We reject Plaintiff's position. While sections 3931(b) and 3933(a) obligate a contractor to pay a subcontractor that has satisfied its contractual performance, sections 3922 and 3933(c) make that obligation dependent upon payment from the governmental agency. Hence, Hunt has not violated the act in regard to payment application 22 since the owner's agent has yet to pay Hunt. Further, we have already decided that Defendant was entitled to request executed change orders under section 5.2(a) (7) of the subcontract, so Hunt could not have acted in bad faith in doing so.

V. Conclusion.

Based on the forgoing discussion, we will grant Hunt's motion for summary judgment on all of Plaintiff's claims.

*247 ORDER

AND NOW, this 17th day of September, 2004, it is ordered that:

1. Defendant's motion for summary judgment (doc. 19) is granted.

2. The Clerk of Court shall enter judgment if favor of Defendant and against Plaintiff on all claims in Plaintiff's complaint.

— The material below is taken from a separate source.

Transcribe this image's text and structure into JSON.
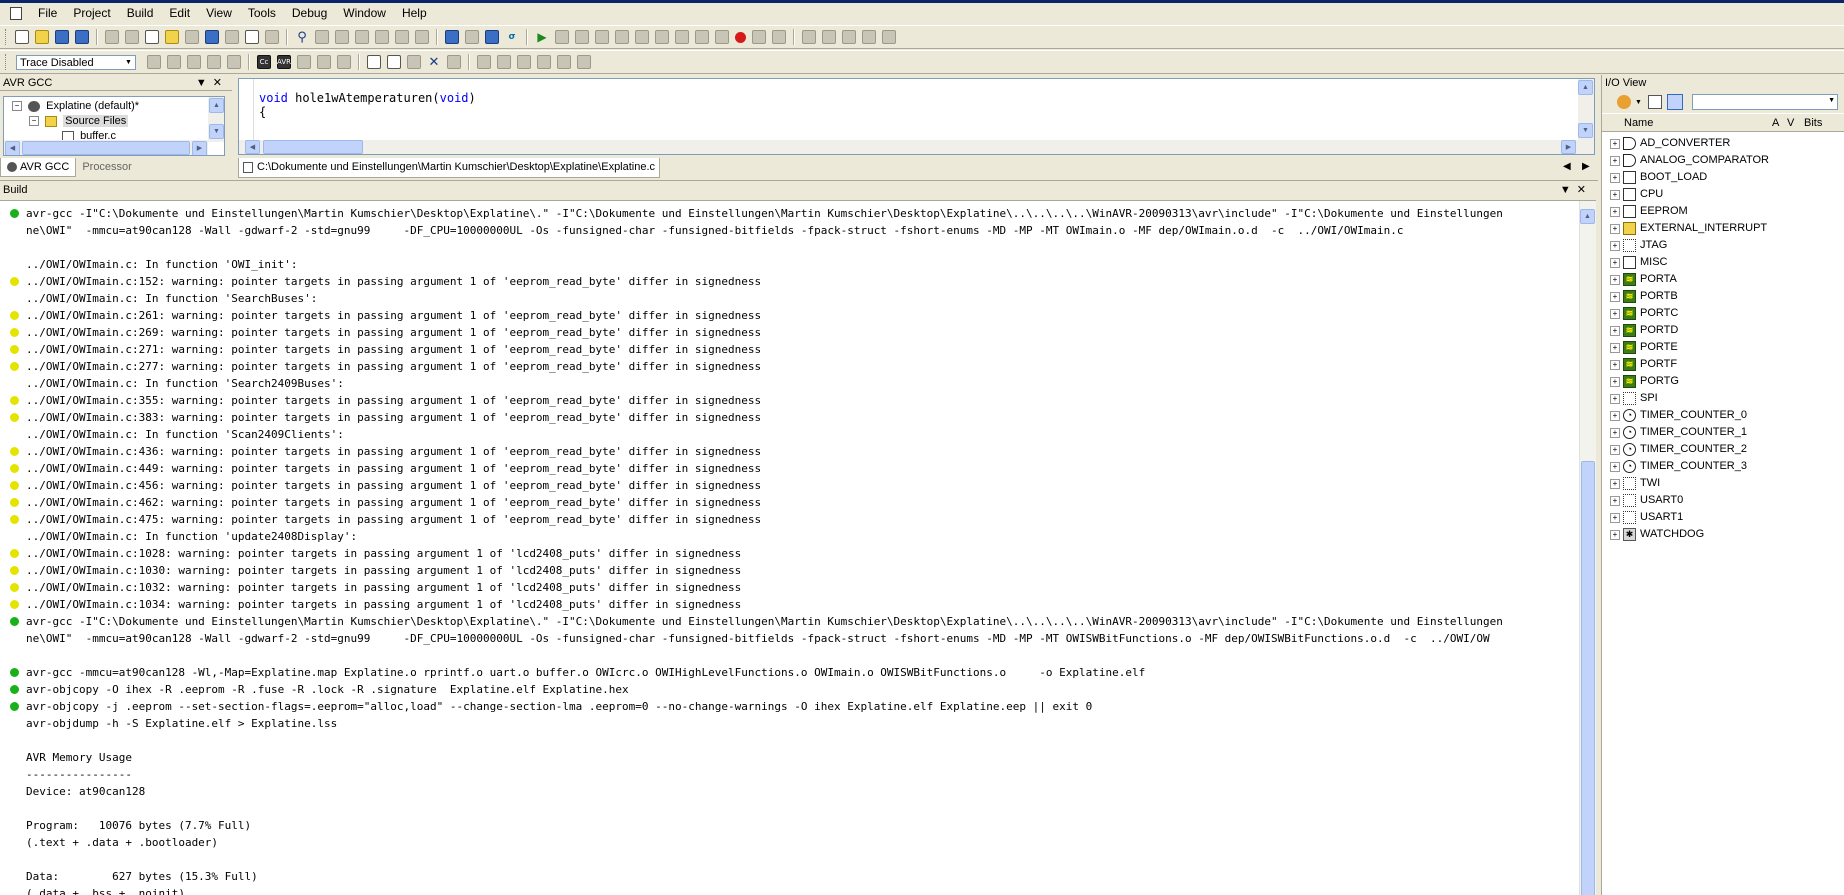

3. Defendant's counterclaims are placed on the court's trial list for November, 2004. The pre-trial conference will be held November 2, 2004, at 1:30 p.m., and jury selection is scheduled for November 8, 2004, at 9:30 a.m. in Court Room No. 1, ninth floor, Federal Building, 228 Walnut Street, Harrisburg, PA.

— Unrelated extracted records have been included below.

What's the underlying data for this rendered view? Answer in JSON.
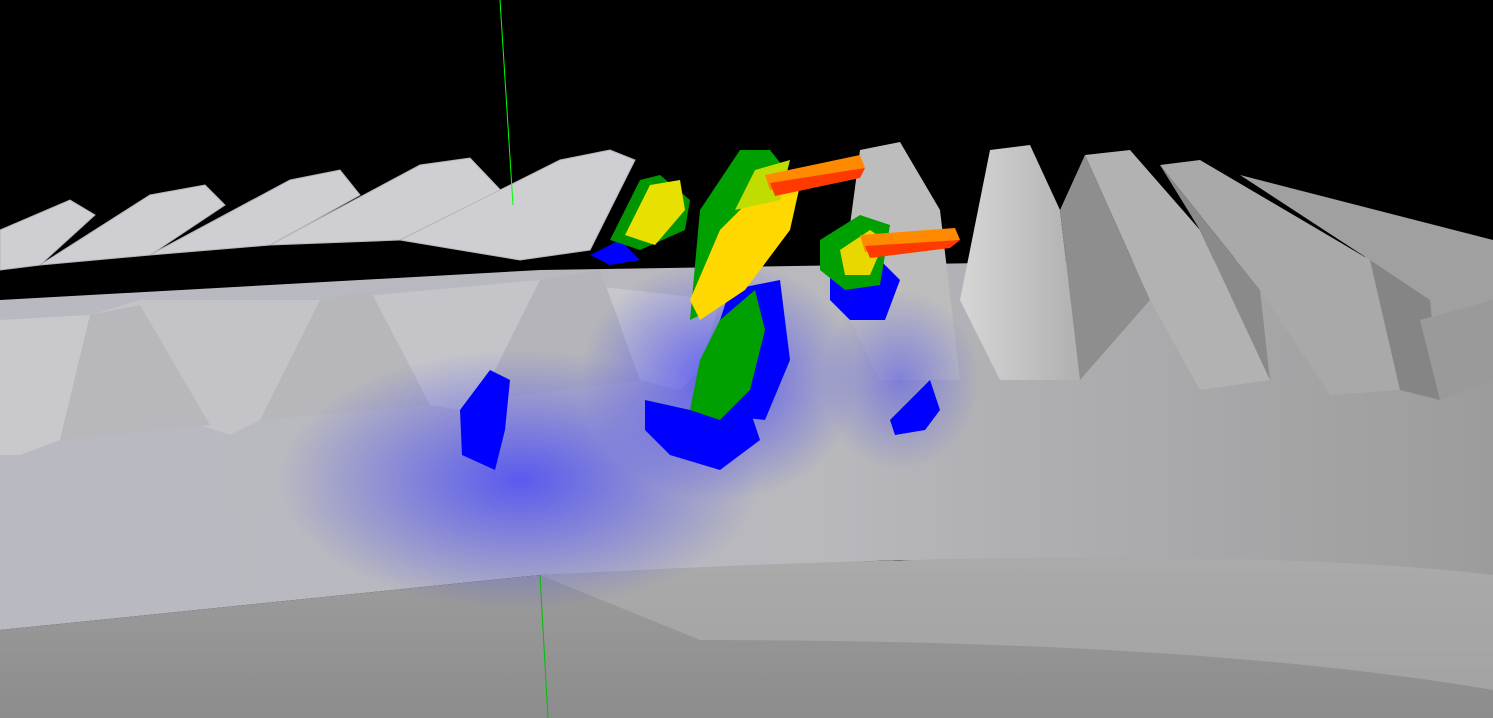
{
  "viewport": {
    "background_color": "#000000",
    "axis_line_color": "#00ff00"
  },
  "gear": {
    "surface_color": "#c8c8c8",
    "shadow_color": "#8a8a8a",
    "highlight_color": "#dedede"
  },
  "stress_colormap": [
    "#0000ff",
    "#00a000",
    "#b8d800",
    "#ffd800",
    "#ff5a00",
    "#ff2a00"
  ]
}
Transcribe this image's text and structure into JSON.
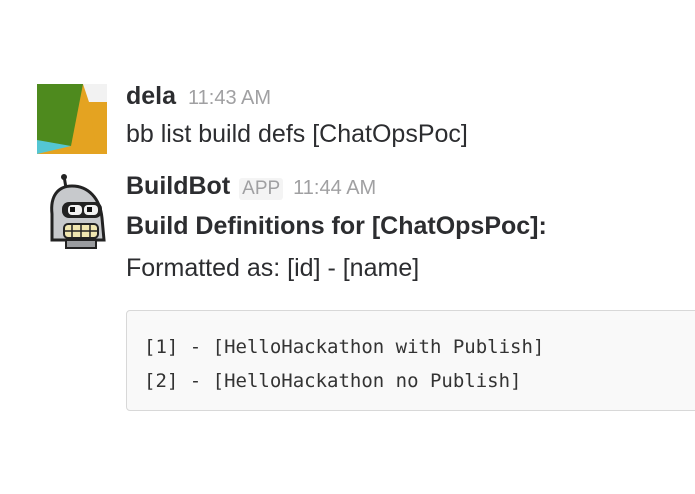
{
  "messages": [
    {
      "user": "dela",
      "time": "11:43 AM",
      "text": "bb list build defs [ChatOpsPoc]",
      "avatar": "multicolor-square-avatar"
    },
    {
      "user": "BuildBot",
      "badge": "APP",
      "time": "11:44 AM",
      "avatar": "robot-bender-avatar",
      "title": "Build Definitions for [ChatOpsPoc]:",
      "subtitle": "Formatted as: [id] - [name]",
      "code_lines": [
        "[1] - [HelloHackathon with Publish]",
        "[2] - [HelloHackathon no Publish]"
      ]
    }
  ],
  "colors": {
    "text": "#2c2d30",
    "muted": "#a0a0a2",
    "code_bg": "#f9f9f9",
    "code_border": "#d8d8d8",
    "avatar_green": "#4e8a1e",
    "avatar_orange": "#e4a321",
    "avatar_teal": "#54c6d3"
  }
}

[1] In its answer, Hunt filed two counterclaims, asserting that Sponaugle's delay in performing under the subcontract caused Hunt to incur liquidated damages under its contract with the project's owner and extra costs to itself. Those claims are not at issue in this motion.

[2] Defendant's motion cites a paragraph of the release in which Sponaugle waives and releases the owner and Hunt from any and all claims and liens and rights to liens upon the premises. That paragraph is not the dispositive one for this motion.

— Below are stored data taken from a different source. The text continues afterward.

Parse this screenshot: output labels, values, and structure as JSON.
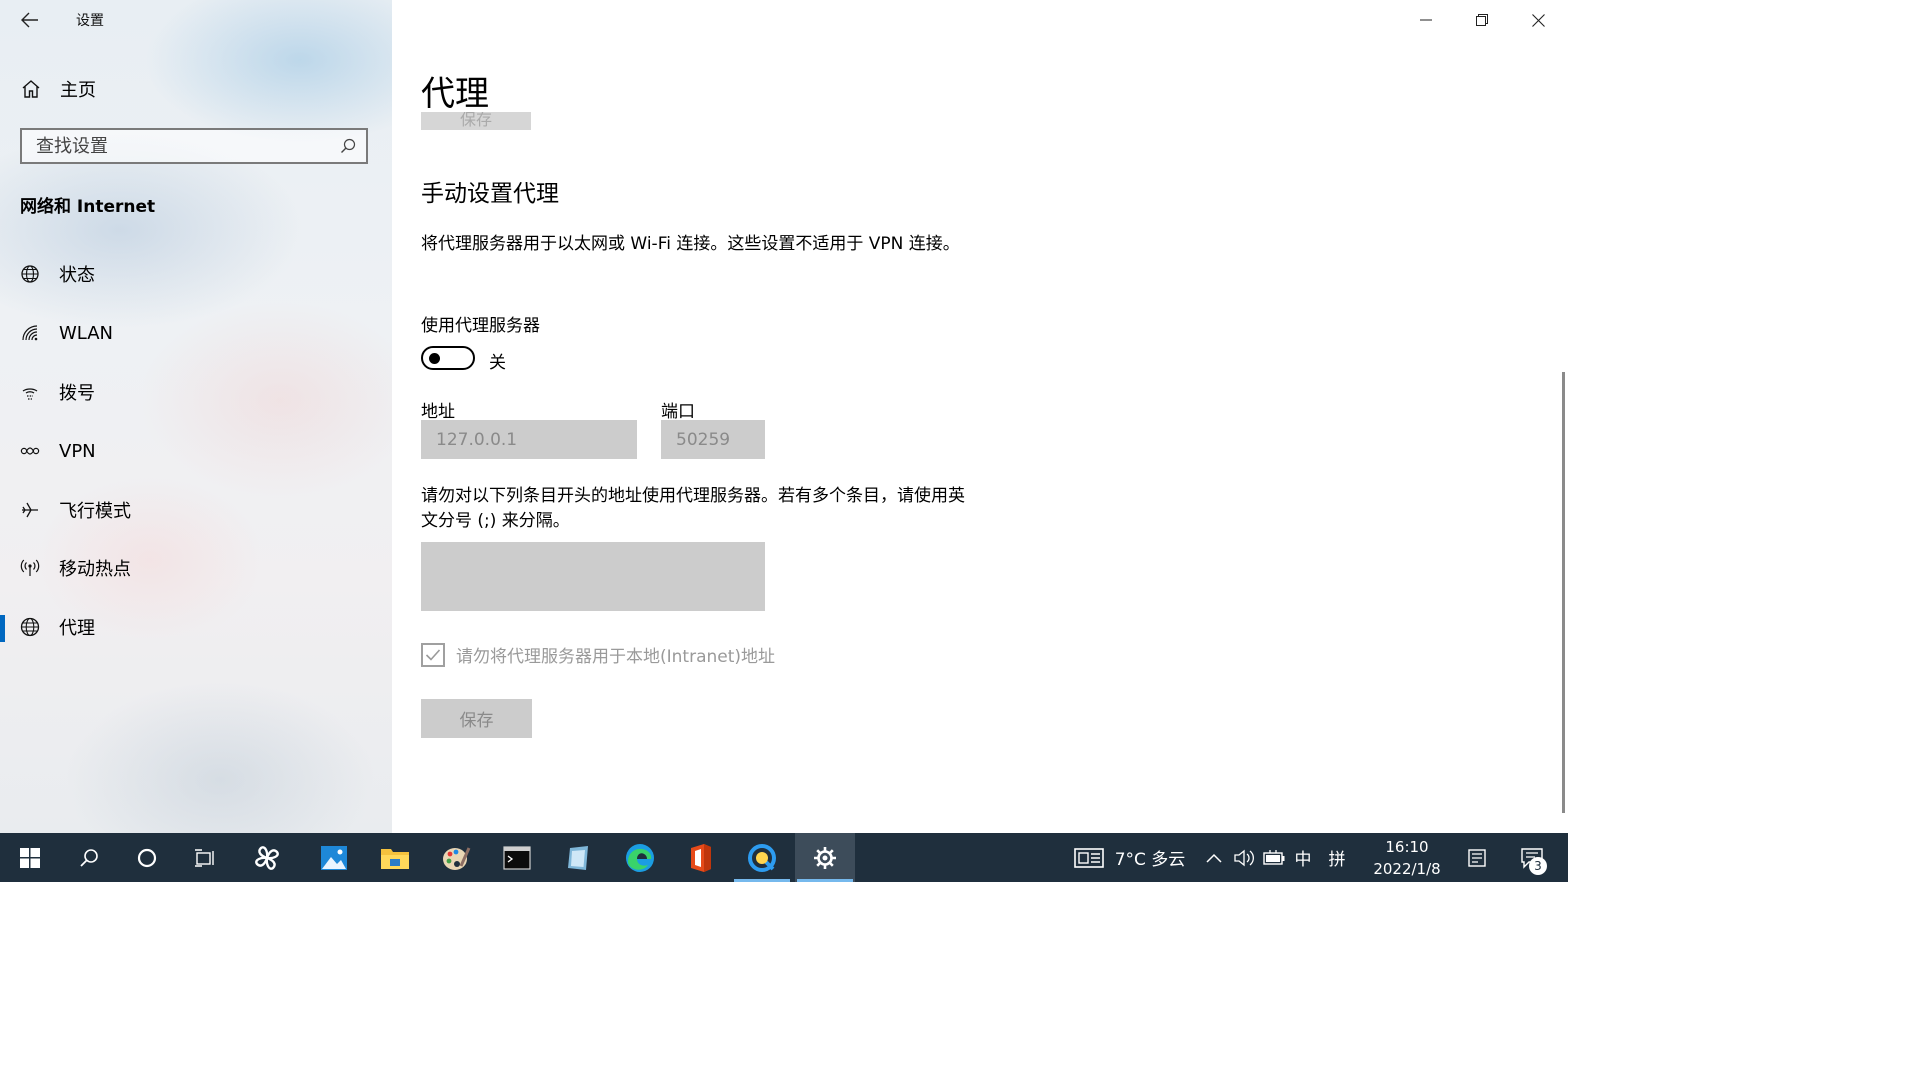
{
  "window": {
    "title": "设置",
    "controls": {
      "minimize": "minimize-icon",
      "maximize": "restore-icon",
      "close": "close-icon"
    }
  },
  "sidebar": {
    "home_label": "主页",
    "search_placeholder": "查找设置",
    "section_title": "网络和 Internet",
    "items": [
      {
        "label": "状态",
        "icon": "globe-status-icon"
      },
      {
        "label": "WLAN",
        "icon": "wifi-icon"
      },
      {
        "label": "拨号",
        "icon": "dialup-icon"
      },
      {
        "label": "VPN",
        "icon": "vpn-icon"
      },
      {
        "label": "飞行模式",
        "icon": "airplane-icon"
      },
      {
        "label": "移动热点",
        "icon": "hotspot-icon"
      },
      {
        "label": "代理",
        "icon": "globe-icon",
        "active": true
      }
    ]
  },
  "main": {
    "page_title": "代理",
    "clipped_button_label": "保存",
    "manual_heading": "手动设置代理",
    "manual_desc": "将代理服务器用于以太网或 Wi-Fi 连接。这些设置不适用于 VPN 连接。",
    "use_proxy_label": "使用代理服务器",
    "toggle_state": "关",
    "toggle_on": false,
    "address_label": "地址",
    "address_value": "127.0.0.1",
    "port_label": "端口",
    "port_value": "50259",
    "exceptions_desc": "请勿对以下列条目开头的地址使用代理服务器。若有多个条目，请使用英文分号 (;) 来分隔。",
    "exceptions_value": "",
    "bypass_local_label": "请勿将代理服务器用于本地(Intranet)地址",
    "bypass_local_checked": true,
    "save_label": "保存"
  },
  "taskbar": {
    "apps": [
      "start-icon",
      "search-icon",
      "cortana-icon",
      "task-view-icon",
      "pinwheel-app-icon",
      "photos-icon",
      "file-explorer-icon",
      "paint-icon",
      "terminal-icon",
      "notes-icon",
      "edge-icon",
      "office-icon",
      "browser-q-icon",
      "settings-icon"
    ],
    "active_app": "settings-icon",
    "weather": "7°C 多云",
    "input_method": "中",
    "input_mode": "拼",
    "time": "16:10",
    "date": "2022/1/8",
    "notification_count": "3"
  },
  "colors": {
    "accent": "#0067c0",
    "taskbar": "#1f2f3d",
    "disabled_field": "#cccccc"
  }
}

Defendant's motion also cites another document that has to be attached to each payment application, a "fully-executed, current Monthly Statement of Subcontractor to Hunt." The "Statement" also appears not to be dispositive here, see Associated Mech. Contractors, Inc. v. Martin K. Eby Constr. Co., 964 F. Supp. 1576, 1581 (M.D.Ga.1997), and its effects need not be considered at this time.

[3] The owner's agent decided that the project was not substantially completed until October 7, 2002.

[4] We reject Hunt's argument that it pled release in its answer when it asserted as a defense that Plaintiff "does not possess the right to commence or maintain any claims against Hunt." (Doc. 7, ¶ 56). This language is too general.

[5] Based on this ruling, we need not consider Defendant's other argument that the defense was raised early enough in the joint case-management plan which listed one of the legal issues in dispute as: "[w]hether [Sponaugle] has waived the right to commence or maintain all or part of this action against [Hunt]." (Doc. 12, ¶ 1.44).

[6] Sometimes courts interpreting the scope of a release speak of factors apart from the language of the release being relevant to its interpretation, such as what was within the parties' contemplation at the time, or the circumstances surrounding the execution of the release. Camiolo, supra, 334 F.3d at 360-61; Vaughn v. Didizian, 436 Pa.Super. 436, 648 A.2d 38, 40 (1994) (the surrounding circumstances clarify the intention of the parties and identify "matters which may be fairly said to have been within the contemplations of the parties when the release was given"). However, when the language is clear and unambiguous, these considerations are controlled by the language of the release itself. See, e.g., Camiolo, 334 F.3d at 361 (rejecting a "contemplation of the parties" argument based on certain circumstances surrounding the execution of the release when the plain language of the release indicated otherwise).

[7] Plaintiff's attempt to distinguish ILM Sys., Inc. is unpersuasive.